Op de voordracht van de Minister-President, Minister van Werkgelegenheid, Gehandicaptenbeleid, Media en Sport;

Na beraadslaging, Besluit : HOOFDSTUK I. - De kabinetten van de Regeringsleden Afdeling 1. - Bevoegdheden en samenstelling

Artikel 1.Elke Minister beschikt over een kabinet.

De bevoegdheden van elk kabinet zijn als volgt bepaald : - de zaken welke van dien aard zijn dat zij invloed kunnen uitoefenen op het algemeen beleid van de Regering of op de werkzaamheden van de Raad van de Duitstalige Gemeenschap; - de opsporingen en de studies ter vergemakkelijking van de persoonlijke taak van het regeringslid; - het voorleggen van de dossiers van het Ministerie; - het ontvangen en het opnemen van de tot hem persoonlijk gerichte brieven; - zijn particuliere briefwisseling; - de vragen om gehoor; - het public relations-werk en het persoverzicht.

Art. 2.Elk kabinet beschikt ten hoogste over vier leden die een weddeschaal van niveau I genieten.

De Minister-President mag in zijn kabinet een bijkomend lid opnemen dat een weddeschaal van niveau I geniet.

Art. 3.§ 1er - Voor het uitvoeringswerk mag elk kabinet ten hoogste over vijf medewerkers beschikken die een weddeschaal van niveau II+, II en/of III genieten.

Bovendien beschikt elk kabinet over een autobestuurder die een aanvankelijke weddeschaal IV/3 geniet en met de opdrachten van een conciërge kan worden belast.

De Minister-President mag, voor het uitvoeringswerk, over twee bijkomende medewerkers beschikken die een weddeschaal van niveau II+, II en/of III genieten. § 2. Voor de hele Regering is het aantal telefonisten (aanvankelijke weddeschaal IV/2) beperkt tot 1 persoon met een voltijdbaan of 2 personen met een deeltijdbaan.

Voor de cafetaria van de Regering kunnen ofwel een persoon met een voltijdbaan of twee personen met een deeltijdbaan aangeworven worden die een aanvankelijke weddeschaal IV/1 genieten. Deze kunnen ook als autobestuurder aangewezen worden.

Voor de hele Regering kunnen bovendien twee bijkomende autobestuurders met de aanvankelijke weddeschaal IV/3 aangeworven worden.

De personeelsleden bedoeld in dit paragraaf ressorteren onder de Minster-President.

Art. 4.De leden en medewerkers met een voltijdbaan bedoeld bij de artikelen 2 en 3, § 1, leden 1 en 3, kunnen door twee personen met een deeltijdbaan vervangen worden.
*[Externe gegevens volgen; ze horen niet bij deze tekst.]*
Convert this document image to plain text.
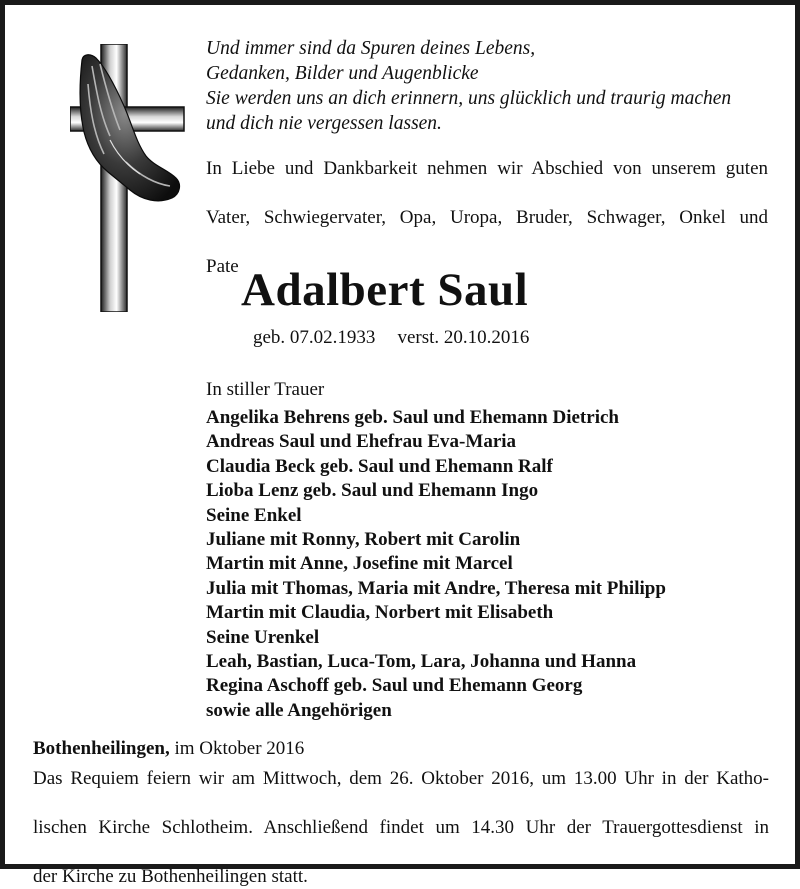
Und immer sind da Spuren deines Lebens,
Gedanken, Bilder und Augenblicke
Sie werden uns an dich erinnern, uns glücklich und traurig machen
und dich nie vergessen lassen.
In Liebe und Dankbarkeit nehmen wir Abschied von unserem guten
Vater, Schwiegervater, Opa, Uropa, Bruder, Schwager, Onkel und
Pate Adalbert Saul
geb. 07.02.1933 verst. 20.10.2016
In stiller Trauer
Angelika Behrens geb. Saul und Ehemann Dietrich
Andreas Saul und Ehefrau Eva-Maria
Claudia Beck geb. Saul und Ehemann Ralf
Lioba Lenz geb. Saul und Ehemann Ingo
Seine Enkel
Juliane mit Ronny, Robert mit Carolin
Martin mit Anne, Josefine mit Marcel
Julia mit Thomas, Maria mit Andre, Theresa mit Philipp
Martin mit Claudia, Norbert mit Elisabeth
Seine Urenkel
Leah, Bastian, Luca-Tom, Lara, Johanna und Hanna
Regina Aschoff geb. Saul und Ehemann Georg
sowie alle Angehörigen
Bothenheilingen, im Oktober 2016
Das Requiem feiern wir am Mittwoch, dem 26. Oktober 2016, um 13.00 Uhr in der Katho-
lischen Kirche Schlotheim. Anschließend findet um 14.30 Uhr der Trauergottesdienst in
der Kirche zu Bothenheilingen statt.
Art. 5.De rechtspositie van alle personeelsleden van de kabinetten bedoeld in de artikelen 2, 3 en 4 is statutair en de wet van 3 juli 1978 betreffende de arbeidsovereenkomsten is niet op hen toepasselijk.

De personeelsleden van de kabinetten op wie artikel 11 van toepassing is, zijn echter onderworpen aan de bepalingen over het gewaarborgd loon bij een arbeidsonbekwaamheid door een andere ziekte dan een beroepsziekte of bij een arbeidsonbekwaamheid door een ander ongeval dan een arbeidsongeval of een ongeval op de arbeidsweg.

Art. 6.De contractuele en statutaire personeelsleden van het Ministerie van de Duitstalige Gemeenschap alsmede van het bestuur van de Raad van de Duitstalige Gemeenschap mogen niet worden aangewezen om van het kabinet van een Minister van de Regering van de Duitstalige Gemeenschap deel uit te maken.

Art. 7.Personeelsleden van de openbare diensten of van het gesubsidieerd onderwijs mogen slechts worden aangewezen om van een kabinet deel uit te maken, indien zij noch hun ambt in de openbare diensten of in het gesubsidieerd onderwijs noch de bevoegdheden ervan tijdens hun bezigheid bij het kabinet blijven waarnemen. Afdeling 2. - Benoemingen en werking

Art. 8.Het personeel van elk kabinet wordt door de betrokken Minister benoemd en ontslagen.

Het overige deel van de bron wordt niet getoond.